Il hausse les épaules.

— Moi, surtout ?… Parce que c’est mon métier, pensez-vous ?… Quand j’étais jeune comme vous, madame, en effet, j’entrais dans le monde des cerveaux et des âmes, en conquérant, un peu en aventurier, avide et curieux. Aujourd’hui…, sans doute parce que je demandais trop aux êtres, je trouve qu’ils ne valent guère l’intérêt que je leur accordais naïvement… Et je n’ai plus le goût d’être conquérant, ni aventurier, ni pillard… Les gens ne sont plus pour moi que des pantins que je m’amuse à faire agir, en vertu de l’expérience acquise, pour occuper les mornes heures de la vie… Vous ne me croyez pas ? madame.

— Non, pas du tout !… Je suis certaine que vous êtes resté curieux et ne pourriez être autrement…

— Parce que ?…

Elle rit.

— Parce que le mal est inguérissable chez les observateurs… La curiosité ? C’est le sel de la vie !

Ici, le professeur intervient, bourru un peu. Il a écouté le dialogue engagé subitement entre son fils et la visiteuse. Et, de minute en minute, s’infiltre davantage en lui la pensée que, après tout, cette jeune femme pourrait peut-être lui fournir une aide précieuse et agréable.

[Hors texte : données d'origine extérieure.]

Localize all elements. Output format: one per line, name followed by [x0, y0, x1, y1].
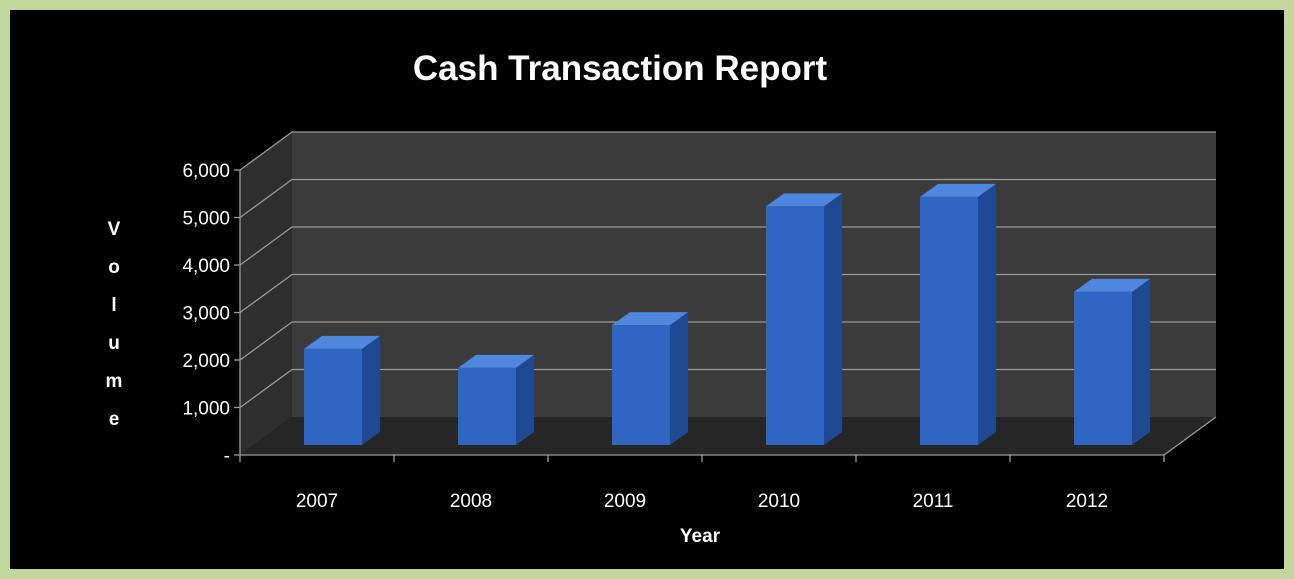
bar-front — [920, 196, 978, 445]
y-axis-title-letter: m — [106, 371, 123, 392]
y-tick-label: 1,000 — [182, 399, 230, 420]
bar-2010 — [766, 193, 842, 445]
y-tick-label: 5,000 — [182, 209, 230, 230]
bar-front — [304, 348, 362, 445]
bar-top — [458, 354, 534, 368]
bar-2012 — [1074, 278, 1150, 445]
gridline — [239, 321, 1216, 361]
chart-walls — [240, 132, 1216, 455]
bar-side — [670, 312, 688, 445]
bar-top — [1074, 278, 1150, 292]
y-axis-title-letter: u — [108, 333, 120, 354]
gridline — [239, 368, 1216, 409]
bar-2008 — [458, 354, 534, 445]
y-tick-label: 6,000 — [182, 161, 230, 182]
x-axis-title: Year — [680, 526, 721, 547]
bar-chart-3d: - 1,000 2,000 3,000 4,000 5,000 6,000 2007 2008… — [106, 49, 1217, 547]
bar-top — [766, 193, 842, 207]
y-tick-label: 3,000 — [182, 304, 230, 325]
chart-area: - 1,000 2,000 3,000 4,000 5,000 6,000 2007 2008… — [10, 10, 1284, 569]
bar-side — [978, 183, 996, 445]
y-axis-title-letter: V — [108, 219, 121, 240]
bar-top — [920, 183, 996, 197]
bar-front — [612, 325, 670, 445]
gridline — [239, 178, 1216, 219]
y-tick-label: 4,000 — [182, 256, 230, 277]
x-tick-label: 2009 — [604, 491, 646, 512]
x-tick-labels: 2007 2008 2009 2010 2011 2012 — [296, 491, 1108, 512]
bar-2007 — [304, 335, 380, 445]
bar-side — [1132, 278, 1150, 445]
bar-front — [1074, 291, 1132, 445]
bar-front — [458, 367, 516, 445]
bar-side — [516, 354, 534, 445]
floor-edge — [1163, 416, 1217, 456]
x-tick-label: 2007 — [296, 491, 338, 512]
axes — [234, 169, 1217, 462]
x-tick-label: 2012 — [1066, 491, 1108, 512]
x-tick-label: 2011 — [913, 491, 954, 512]
bars — [304, 183, 1150, 445]
bar-2011 — [920, 183, 996, 445]
y-tick-label: - — [224, 446, 230, 467]
y-tick-label: 2,000 — [182, 351, 230, 372]
bar-front — [766, 206, 824, 445]
floor — [240, 417, 1216, 455]
bar-top — [612, 312, 688, 326]
gridline — [239, 131, 1216, 171]
bar-side — [824, 193, 842, 445]
bar-top — [304, 335, 380, 349]
bar-side — [362, 335, 380, 445]
y-axis-title-letter: o — [108, 257, 120, 278]
y-tick-labels: - 1,000 2,000 3,000 4,000 5,000 6,000 — [182, 161, 230, 467]
gridlines — [239, 131, 1216, 409]
x-tick-label: 2008 — [450, 491, 492, 512]
y-axis-title-letter: e — [109, 409, 120, 430]
bar-2009 — [612, 312, 688, 445]
gridline — [239, 273, 1216, 314]
x-tick-label: 2010 — [758, 491, 800, 512]
gridline — [239, 226, 1216, 266]
chart-title: Cash Transaction Report — [413, 49, 828, 88]
y-axis-title-letter: l — [111, 295, 116, 316]
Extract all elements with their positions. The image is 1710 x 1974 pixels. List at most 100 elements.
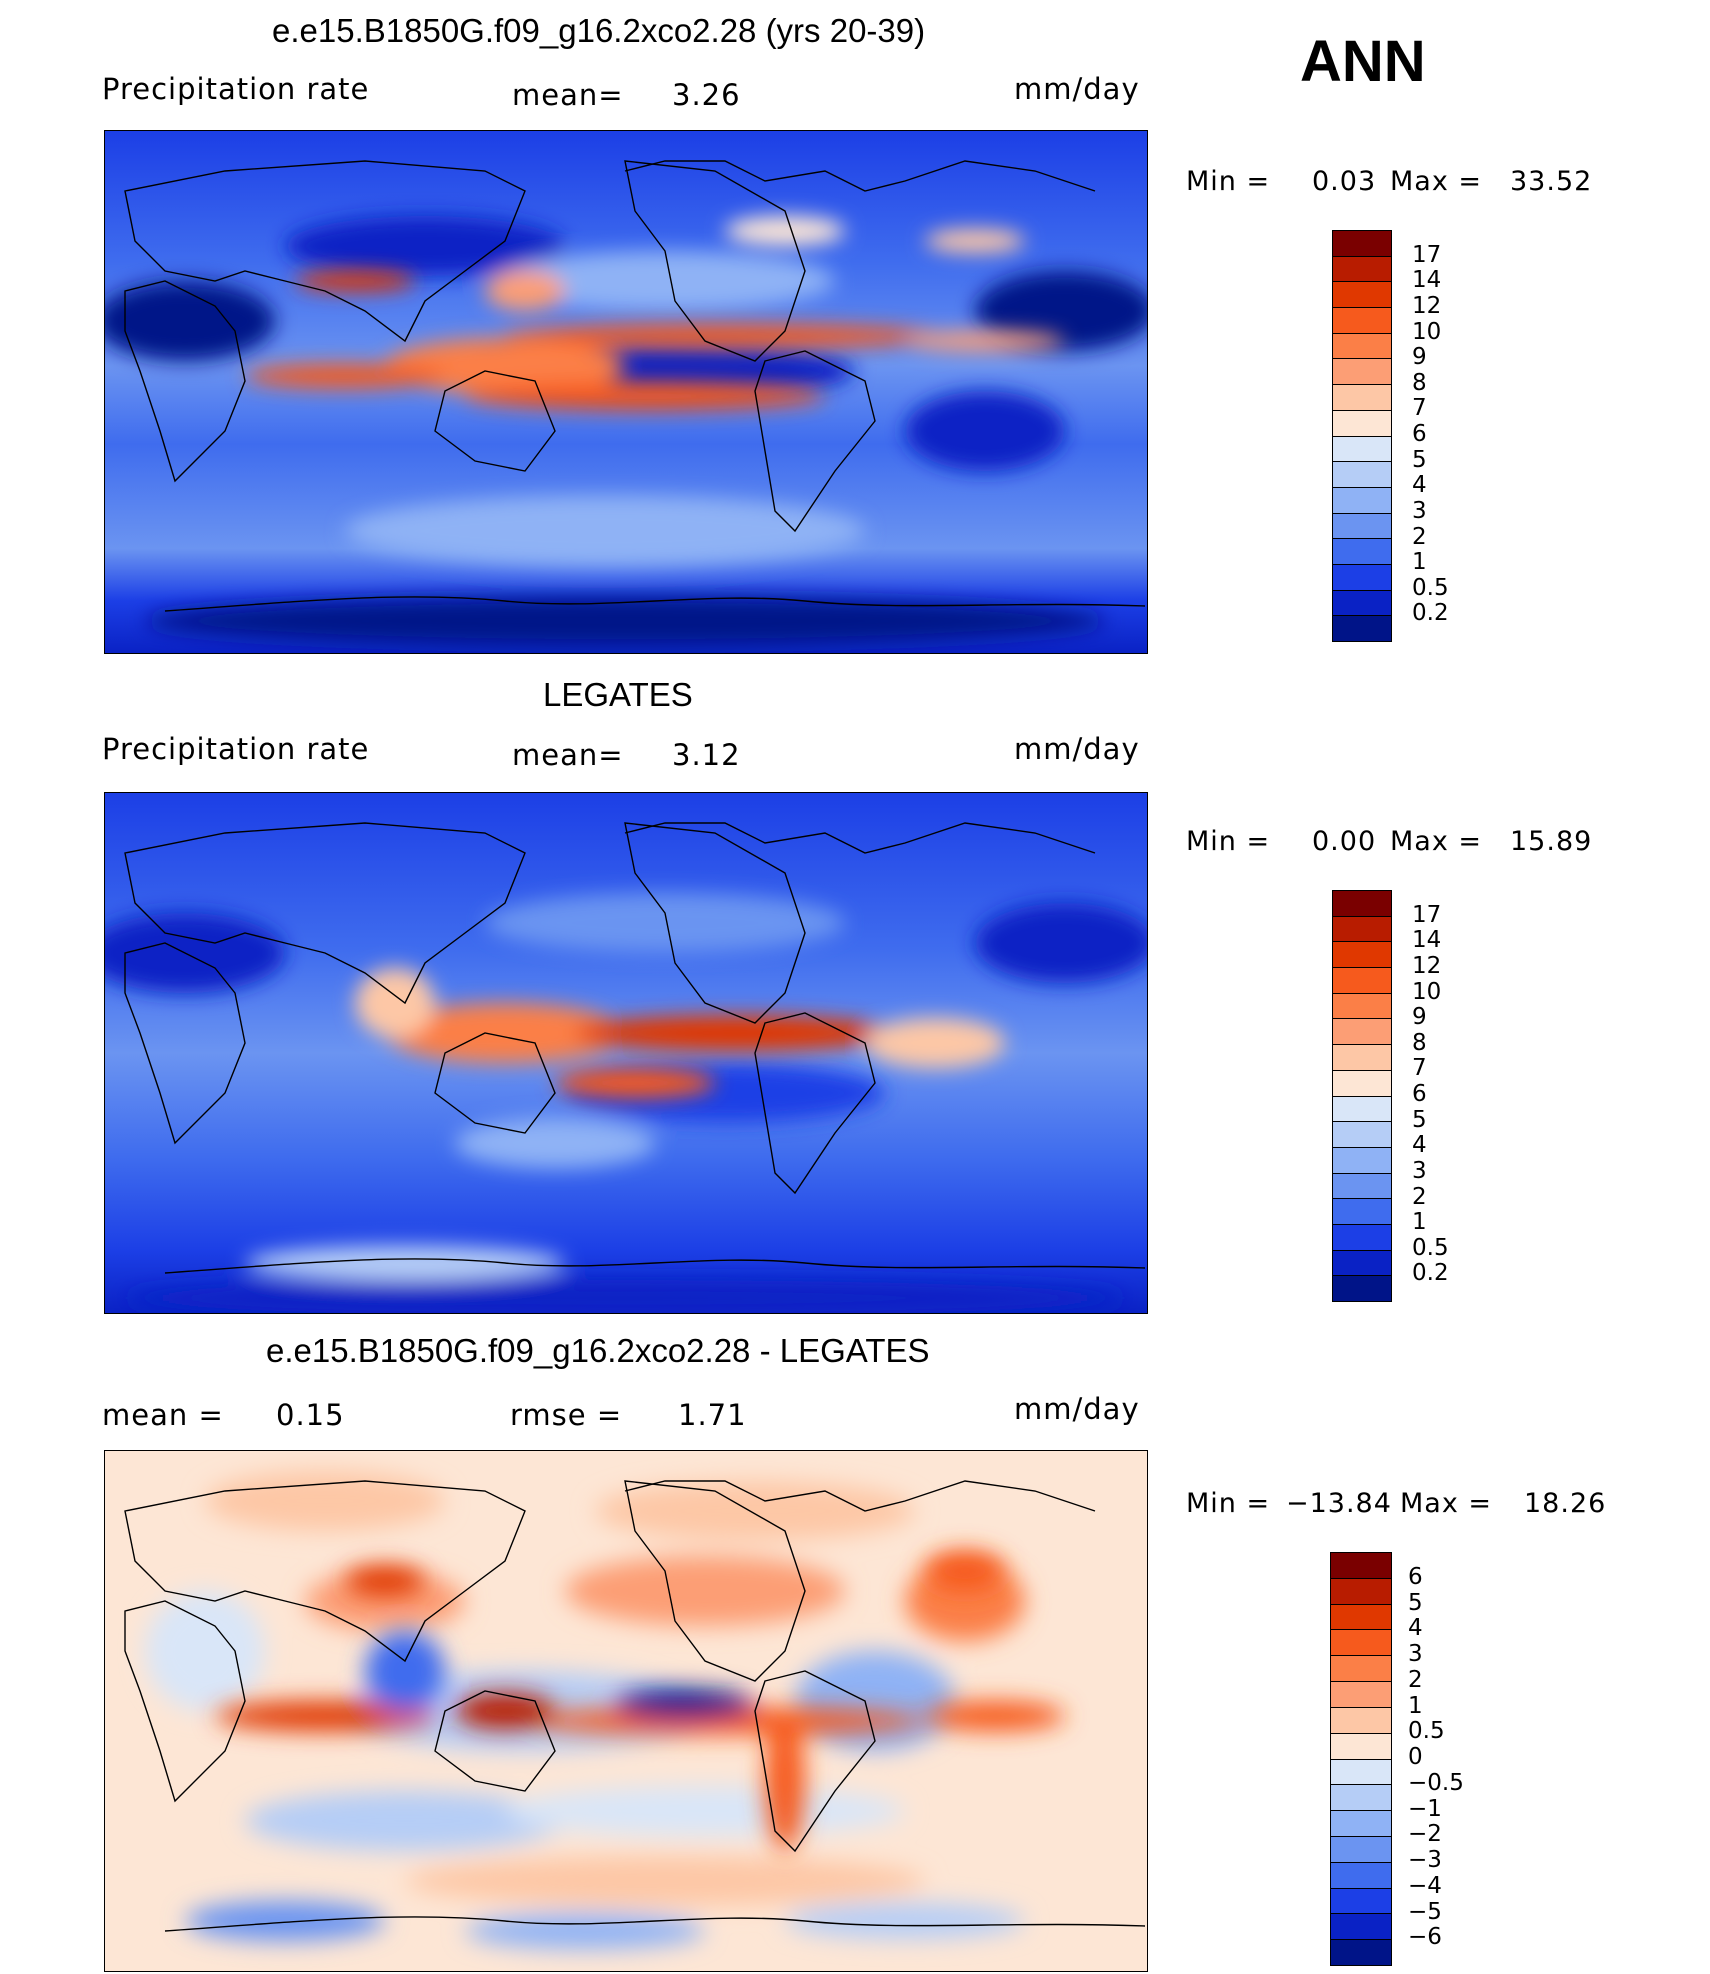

— Tout ceci, Raymond, est sans doute très passionnant à discuter. Mais ce n’est pas, aujourd’hui, la matière qui nous occupe. En une autre occasion, tu échangeras avec madame des aperçus psychologiques, si elle veut bien s’y prêter. Madame, mon ami Bourgeot me paraît avoir été clairvoyant. Vraiment, vous m’avez l’air capable de m’apporter l’assistance que je souhaiterais recevoir de vous. Consentiriez-vous à me donner quelques heures chaque jour, pour essayer, du moins, si nous nous entendons ? Je ne suis pas précisément aimable ; même, souvent, je suis assez grognon… Mais vous vous montrerez indulgente, comme c’est une charité de l’être avec les vieilles gens… Et ainsi, j’imagine que nous arriverons à travailler ensemble avec profit… si mon genre de travail ne vous paraît pas trop fastidieux.

Les yeux bleu pastel luisent de plaisir.

— Oh ! je ne pouvais désirer une occupation qui fût plus complètement dans mes goûts !

La figure revêche du professeur Barcane a, durant un éclair, une expression enchantée.

— Alors, tout est bien !… Venez dès demain, que nous commencions l’épreuve, sans retard. Mon fils ne nous dérangera plus, par exemple. Tu entends, Raymond, ma maison sera close quand je travaillerai avec Mme Heurtal.

Raymond Barcane s’incline, sans répondre. Mais une flamme ironique se joue dans la braise de ses prunelles.